In its latest progress report, the regulator also said it intended to take criminal action against Cambridge Analytica’s defunct parent company SCL Elections, the BBC reported on Wednesday.

The regulator also said Aggregate IQ — which worked with the Vote Leave campaign — must stop processing UK citizens’ data. It has also written to UK’s 11 main political parties compelling them to have their data protection practices audited.

This, the Information Commissioner’s Office explained, was in part because it was concerned they could have bought lifestyle information about members of the public from data brokers, who might have not obtained the necessary consent.

In particular, ICO raised concern about one data broker: Emma’s Diary. The firm offers medical advice to pregnant women and gift packs after babies are born.

Facebook mobile app
Facebook mobile app. Pixabay

ICO said it was concerned about how transparent the firm had been about its political activities. The Labour Party had confirmed using the firm, but did not provide other details at this point beyond saying it intended to take some form of regulatory action.
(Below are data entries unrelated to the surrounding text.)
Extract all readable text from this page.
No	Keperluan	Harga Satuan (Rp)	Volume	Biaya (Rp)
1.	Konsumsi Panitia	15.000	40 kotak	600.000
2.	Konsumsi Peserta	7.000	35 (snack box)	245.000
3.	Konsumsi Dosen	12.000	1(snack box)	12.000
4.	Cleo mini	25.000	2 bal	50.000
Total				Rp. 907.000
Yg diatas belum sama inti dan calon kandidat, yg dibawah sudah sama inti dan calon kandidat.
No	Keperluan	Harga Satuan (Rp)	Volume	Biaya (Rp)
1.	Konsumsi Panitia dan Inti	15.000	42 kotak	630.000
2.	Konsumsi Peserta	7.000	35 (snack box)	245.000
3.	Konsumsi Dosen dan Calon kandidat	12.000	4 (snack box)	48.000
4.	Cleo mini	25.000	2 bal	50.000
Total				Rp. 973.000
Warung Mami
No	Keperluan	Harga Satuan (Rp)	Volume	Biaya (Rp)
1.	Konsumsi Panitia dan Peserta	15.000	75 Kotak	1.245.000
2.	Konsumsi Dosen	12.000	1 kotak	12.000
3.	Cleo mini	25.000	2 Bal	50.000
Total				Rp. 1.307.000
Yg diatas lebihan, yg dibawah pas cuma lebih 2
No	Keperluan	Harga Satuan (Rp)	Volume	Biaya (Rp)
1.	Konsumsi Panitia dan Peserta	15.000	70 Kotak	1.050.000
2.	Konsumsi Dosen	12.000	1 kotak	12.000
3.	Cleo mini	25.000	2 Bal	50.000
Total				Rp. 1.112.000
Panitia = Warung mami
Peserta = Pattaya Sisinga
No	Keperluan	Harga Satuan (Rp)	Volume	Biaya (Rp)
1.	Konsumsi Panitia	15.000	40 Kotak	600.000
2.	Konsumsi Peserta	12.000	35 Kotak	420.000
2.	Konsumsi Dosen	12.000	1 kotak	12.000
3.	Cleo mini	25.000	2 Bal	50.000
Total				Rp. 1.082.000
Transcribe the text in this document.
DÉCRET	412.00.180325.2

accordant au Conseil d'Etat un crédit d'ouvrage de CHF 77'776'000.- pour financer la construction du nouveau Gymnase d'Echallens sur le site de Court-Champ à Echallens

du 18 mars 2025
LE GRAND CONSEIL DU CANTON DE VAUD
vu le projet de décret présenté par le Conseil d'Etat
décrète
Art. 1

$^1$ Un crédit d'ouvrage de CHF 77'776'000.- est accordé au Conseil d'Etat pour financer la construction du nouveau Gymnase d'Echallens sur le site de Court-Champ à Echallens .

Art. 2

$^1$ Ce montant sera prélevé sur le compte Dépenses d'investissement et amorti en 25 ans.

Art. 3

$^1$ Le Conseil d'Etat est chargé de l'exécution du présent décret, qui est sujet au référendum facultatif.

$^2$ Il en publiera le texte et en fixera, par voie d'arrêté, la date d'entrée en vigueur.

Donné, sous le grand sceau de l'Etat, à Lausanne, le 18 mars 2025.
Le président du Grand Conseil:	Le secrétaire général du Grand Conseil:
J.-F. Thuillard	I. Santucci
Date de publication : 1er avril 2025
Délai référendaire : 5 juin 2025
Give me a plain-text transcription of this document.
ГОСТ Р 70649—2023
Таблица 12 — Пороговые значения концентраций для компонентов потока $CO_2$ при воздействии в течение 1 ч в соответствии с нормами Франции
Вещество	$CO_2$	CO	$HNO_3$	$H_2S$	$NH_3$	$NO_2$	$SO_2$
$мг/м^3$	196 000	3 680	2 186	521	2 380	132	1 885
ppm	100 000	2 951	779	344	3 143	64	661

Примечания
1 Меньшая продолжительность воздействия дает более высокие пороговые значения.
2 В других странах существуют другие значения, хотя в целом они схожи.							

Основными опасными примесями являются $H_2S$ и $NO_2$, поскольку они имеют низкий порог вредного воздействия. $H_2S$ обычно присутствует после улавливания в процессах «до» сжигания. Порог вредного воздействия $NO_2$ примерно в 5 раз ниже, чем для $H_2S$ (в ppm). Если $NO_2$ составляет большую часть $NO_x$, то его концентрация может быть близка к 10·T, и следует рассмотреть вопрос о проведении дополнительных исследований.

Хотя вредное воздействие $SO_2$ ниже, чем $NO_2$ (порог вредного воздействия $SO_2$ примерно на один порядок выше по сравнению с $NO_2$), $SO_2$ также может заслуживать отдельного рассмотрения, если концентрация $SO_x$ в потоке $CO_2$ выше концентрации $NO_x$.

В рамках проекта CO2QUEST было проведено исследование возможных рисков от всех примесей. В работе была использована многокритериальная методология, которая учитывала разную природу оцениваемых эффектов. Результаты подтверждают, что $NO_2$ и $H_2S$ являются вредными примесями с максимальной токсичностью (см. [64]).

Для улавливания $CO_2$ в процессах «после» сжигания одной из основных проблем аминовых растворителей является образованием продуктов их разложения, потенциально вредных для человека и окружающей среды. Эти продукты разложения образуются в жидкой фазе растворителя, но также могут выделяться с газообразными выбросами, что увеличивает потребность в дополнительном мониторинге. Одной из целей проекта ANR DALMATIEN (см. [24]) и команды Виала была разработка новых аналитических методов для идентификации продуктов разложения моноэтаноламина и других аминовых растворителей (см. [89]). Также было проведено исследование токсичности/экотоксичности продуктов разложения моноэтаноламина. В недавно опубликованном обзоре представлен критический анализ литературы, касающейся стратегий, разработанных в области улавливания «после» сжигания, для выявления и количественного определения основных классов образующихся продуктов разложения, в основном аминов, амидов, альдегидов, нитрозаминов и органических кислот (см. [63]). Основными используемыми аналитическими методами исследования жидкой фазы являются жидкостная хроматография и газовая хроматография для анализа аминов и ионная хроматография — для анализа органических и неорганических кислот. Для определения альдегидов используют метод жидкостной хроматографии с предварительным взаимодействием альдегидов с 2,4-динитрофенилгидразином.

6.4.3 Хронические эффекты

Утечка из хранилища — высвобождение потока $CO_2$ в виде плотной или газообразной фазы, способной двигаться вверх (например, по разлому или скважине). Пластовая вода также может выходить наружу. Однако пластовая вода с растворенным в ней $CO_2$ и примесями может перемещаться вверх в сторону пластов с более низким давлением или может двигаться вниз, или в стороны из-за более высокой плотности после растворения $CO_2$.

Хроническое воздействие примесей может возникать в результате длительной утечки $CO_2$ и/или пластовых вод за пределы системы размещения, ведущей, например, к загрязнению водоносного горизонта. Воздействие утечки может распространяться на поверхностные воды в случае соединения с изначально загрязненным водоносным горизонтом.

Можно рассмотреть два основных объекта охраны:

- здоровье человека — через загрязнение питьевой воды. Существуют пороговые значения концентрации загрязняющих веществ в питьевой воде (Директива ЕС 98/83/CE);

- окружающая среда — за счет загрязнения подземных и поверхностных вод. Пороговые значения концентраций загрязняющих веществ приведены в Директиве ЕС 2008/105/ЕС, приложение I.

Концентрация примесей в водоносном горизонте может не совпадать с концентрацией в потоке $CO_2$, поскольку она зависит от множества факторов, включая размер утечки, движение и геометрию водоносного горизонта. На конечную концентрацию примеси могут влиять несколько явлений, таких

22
The service’s owner Lifecycle Marketing could not be reached for comment. But it has told the Guardian that it does not agree with the ICO’s findings.

The ICO’s action comes 16 months after it began the ongoing probe into political campaigns’ use of personal data during the Brexit referendum campaign.

Over the period, it emerged that Facebook had failed to ensure that Cambridge Analytica had deleted personal data harvested about millions of its members in breach of the platform’s rules.

Also Read: Facebook’s Helicopter Drone Project Got Grounded: Report

Before its collapse, Cambridge Analytica insisted it had indeed wiped the data after Facebook’s erasure request in December 2015.

But ICO said it had seen evidence that copies of the data had been shared with others.